6100 sayılı Hukuk Muhakemeleri Kanunu'nun 190. maddesinde; "İspat yükü, kanunda özel bir düzenleme bulunmadıkça, iddia edilen vakıaya bağlanan hukuki sonuçtan kendi lehine hak çıkaran tarafa aittir."

4721 sayılı Türk Medeni Kanunu'nun 6. maddesinde; "Kanunda aksine bir hüküm bulunmadıkça, taraflardan her biri, hakkını dayandırdığı olguların varlığını ispatla yükümlüdür."

3402 sayılı Kadastro Kanunu'nun 14. maddesinde; “Tapuda kayıtlı olmayan ve aynı çalışma alanı içinde bulunan ve toplam yüz ölçümü sulu toprakta 40, kuru toprakta 100 dönüme kadar olan (40 ve 100 dönüm dahil) bir veya birden fazla taşınmaz mal, çekişmesiz ve aralıksız en az yirmi yıldan beri malik sıfatıyla zilyetliğini belgelerle veya bilirkişi veyahut tanık beyanlarıyla ispat eden zilyedi adına tespit edilir.”

4721 sayılı Türk Medeni Kanunu'nun 713/1. maddesinde; “Tapu kütüğünde kayıtlı olmayan bir taşınmazı davasız ve aralıksız olarak yirmi yıl süreyle ve malik sıfatıyla zilyetliğinde bulunduran kişi, o taşınmazın tamamı, bir parçası veya bir payı üzerindeki mülkiyet hakkının tapu kütüğüne tesciline karar verilmesini isteyebilir.” hükümleri düzenlenmiştir.

3. Değerlendirme

Bölge adliye mahkemelerinin nihai kararlarının bozulması 6100 sayılı Kanun'un 371 inci maddesinde yer alan sebeplerden birinin varlığı hâlinde mümkündür.

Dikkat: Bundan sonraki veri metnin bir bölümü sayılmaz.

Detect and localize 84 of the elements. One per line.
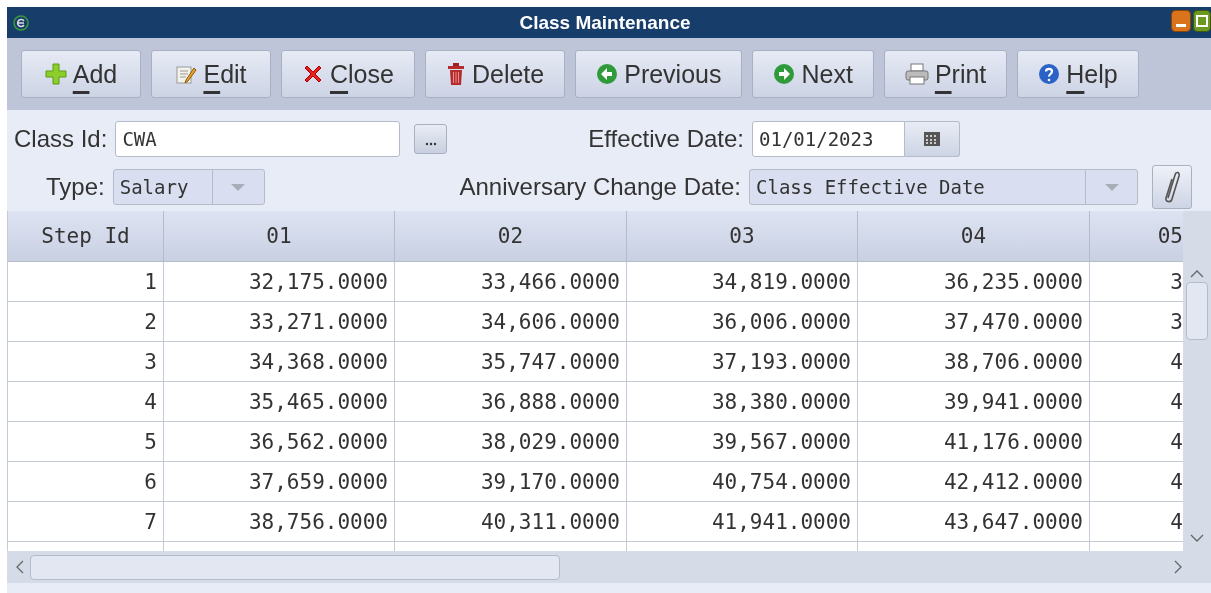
attachment-button[interactable] bbox=[1152, 165, 1192, 209]
dropdown-arrow-icon bbox=[1103, 182, 1120, 192]
window-title: Class Maintenance bbox=[518, 11, 692, 34]
table-cell: 33,271.0000 bbox=[164, 302, 395, 342]
plus-icon bbox=[44, 63, 67, 85]
table-cell: 38,706.0000 bbox=[858, 342, 1090, 382]
horizontal-scrollbar[interactable] bbox=[7, 551, 1211, 583]
table-cell: 32,175.0000 bbox=[164, 262, 395, 302]
table-cell: 38,029.0000 bbox=[395, 422, 627, 462]
dropdown-arrow-icon bbox=[230, 182, 247, 192]
toolbar-button[interactable]: Next bbox=[752, 50, 874, 98]
table-cell: 34,368.0000 bbox=[164, 342, 395, 382]
column-header[interactable]: 04 bbox=[858, 211, 1090, 262]
field-label: Type: bbox=[46, 173, 105, 201]
table-cell: 40,311.0000 bbox=[395, 502, 627, 542]
anniversary-change-date-dropdown[interactable]: Class Effective Date bbox=[749, 169, 1138, 205]
toolbar-button[interactable]: Close bbox=[281, 50, 415, 98]
table-cell: 40,754.0000 bbox=[627, 462, 858, 502]
table-cell: 36,235.0000 bbox=[858, 262, 1090, 302]
right-arrow-circle-icon bbox=[773, 63, 796, 85]
column-header[interactable]: 01 bbox=[164, 211, 395, 262]
table-cell: 35,465.0000 bbox=[164, 382, 395, 422]
column-header[interactable]: 02 bbox=[395, 211, 627, 262]
x-icon bbox=[302, 63, 324, 85]
table-cell: 36,562.0000 bbox=[164, 422, 395, 462]
table-cell: 41,176.0000 bbox=[858, 422, 1090, 462]
scroll-down-icon[interactable] bbox=[1190, 534, 1204, 543]
table-cell: 5 bbox=[8, 422, 164, 462]
notepad-pencil-icon bbox=[175, 63, 198, 85]
table-cell: 2 bbox=[8, 302, 164, 342]
toolbar-button[interactable]: Help bbox=[1017, 50, 1139, 98]
field-label: Class Id: bbox=[14, 125, 108, 153]
effective-date-field[interactable]: 01/01/2023 bbox=[752, 121, 905, 157]
trash-icon bbox=[445, 62, 466, 86]
scroll-left-icon[interactable] bbox=[15, 560, 24, 574]
left-arrow-circle-icon bbox=[596, 63, 619, 85]
scroll-up-icon[interactable] bbox=[1190, 269, 1204, 278]
table-cell: 39,567.0000 bbox=[627, 422, 858, 462]
toolbar-button[interactable]: Print bbox=[883, 50, 1008, 98]
minimize-button[interactable] bbox=[1171, 10, 1191, 32]
table-cell: 39,170.0000 bbox=[395, 462, 627, 502]
table-cell: 1 bbox=[8, 262, 164, 302]
scroll-right-icon[interactable] bbox=[1174, 560, 1183, 574]
field-label: Effective Date: bbox=[588, 125, 744, 153]
help-icon bbox=[1038, 63, 1061, 85]
type-dropdown[interactable]: Salary bbox=[112, 169, 265, 205]
toolbar-button[interactable]: Delete bbox=[424, 50, 566, 98]
printer-icon bbox=[904, 63, 929, 85]
table-cell: 33,466.0000 bbox=[395, 262, 627, 302]
column-header[interactable]: Step Id bbox=[8, 211, 164, 262]
toolbar-button[interactable]: Add bbox=[21, 50, 141, 98]
table-cell: 6 bbox=[8, 462, 164, 502]
toolbar-button[interactable]: Edit bbox=[151, 50, 271, 98]
table-cell: 43,647.0000 bbox=[858, 502, 1090, 542]
table-cell: 37,193.0000 bbox=[627, 342, 858, 382]
table-cell: 4 bbox=[8, 382, 164, 422]
scroll-thumb[interactable] bbox=[1186, 282, 1208, 340]
toolbar-button[interactable]: Previous bbox=[575, 50, 743, 98]
table-cell: 36,006.0000 bbox=[627, 302, 858, 342]
maximize-button[interactable] bbox=[1193, 10, 1211, 32]
ellipsis-icon bbox=[424, 142, 437, 146]
table-cell: 39,941.0000 bbox=[858, 382, 1090, 422]
field-label: Anniversary Change Date: bbox=[459, 173, 741, 201]
table-cell: 37,659.0000 bbox=[164, 462, 395, 502]
scroll-thumb[interactable] bbox=[30, 554, 560, 580]
app-logo-icon bbox=[13, 14, 29, 31]
table-cell: 36,888.0000 bbox=[395, 382, 627, 422]
table-cell: 35,747.0000 bbox=[395, 342, 627, 382]
column-header[interactable]: 03 bbox=[627, 211, 858, 262]
table-cell: 34,606.0000 bbox=[395, 302, 627, 342]
table-cell: 38,380.0000 bbox=[627, 382, 858, 422]
table-cell: 7 bbox=[8, 502, 164, 542]
calendar-button[interactable] bbox=[905, 121, 960, 157]
column-header[interactable]: 05 bbox=[1090, 211, 1183, 262]
table-cell: 38,756.0000 bbox=[164, 502, 395, 542]
table-cell: 41,941.0000 bbox=[627, 502, 858, 542]
calendar-icon bbox=[923, 131, 941, 147]
table-cell: 37,470.0000 bbox=[858, 302, 1090, 342]
class-id-field[interactable]: CWA bbox=[115, 121, 401, 157]
table-cell: 42,412.0000 bbox=[858, 462, 1090, 502]
table-cell: 34,819.0000 bbox=[627, 262, 858, 302]
vertical-scrollbar[interactable] bbox=[1183, 211, 1211, 551]
table-cell: 3 bbox=[8, 342, 164, 382]
paperclip-icon bbox=[1163, 170, 1181, 204]
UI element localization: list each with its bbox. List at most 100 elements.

Temyizen incelenen karar, tarafların karşılıklı iddia ve savunmalarına, dayandıkları belgelere, uyuşmazlığa uygulanması gereken hukuk kuralları ile hukuki ilişkinin nitelendirilmesine, dava şartlarına, yargılama ve ispat kuralları ile kararda belirtilen gerekçelere göre usul ve kanuna uygun olup davacılar vekili tarafından temyiz dilekçesinde ileri sürülen nedenler kararın bozulmasını gerektirecek nitelikte görülmemiştir.

VI. KARAR

Açıklanan sebeplerle;

Temyiz olunan Bölge Adliye Mahkemesi kararının 6100 sayılı Kanun'un 370 inci maddesinin birinci fıkrası uyarınca ONANMASINA,

Aşağıda yazılı 125.50 TL bakiye onama harcının temyiz eden davacılardan alınmasına,

Dosyanın İlk Derece Mahkemesine, kararın bir örneğinin Bölge Adliye Mahkemesine gönderilmesine,

28.03.2023 tarihinde kesin olmak üzere oy birliğiyle karar verildi.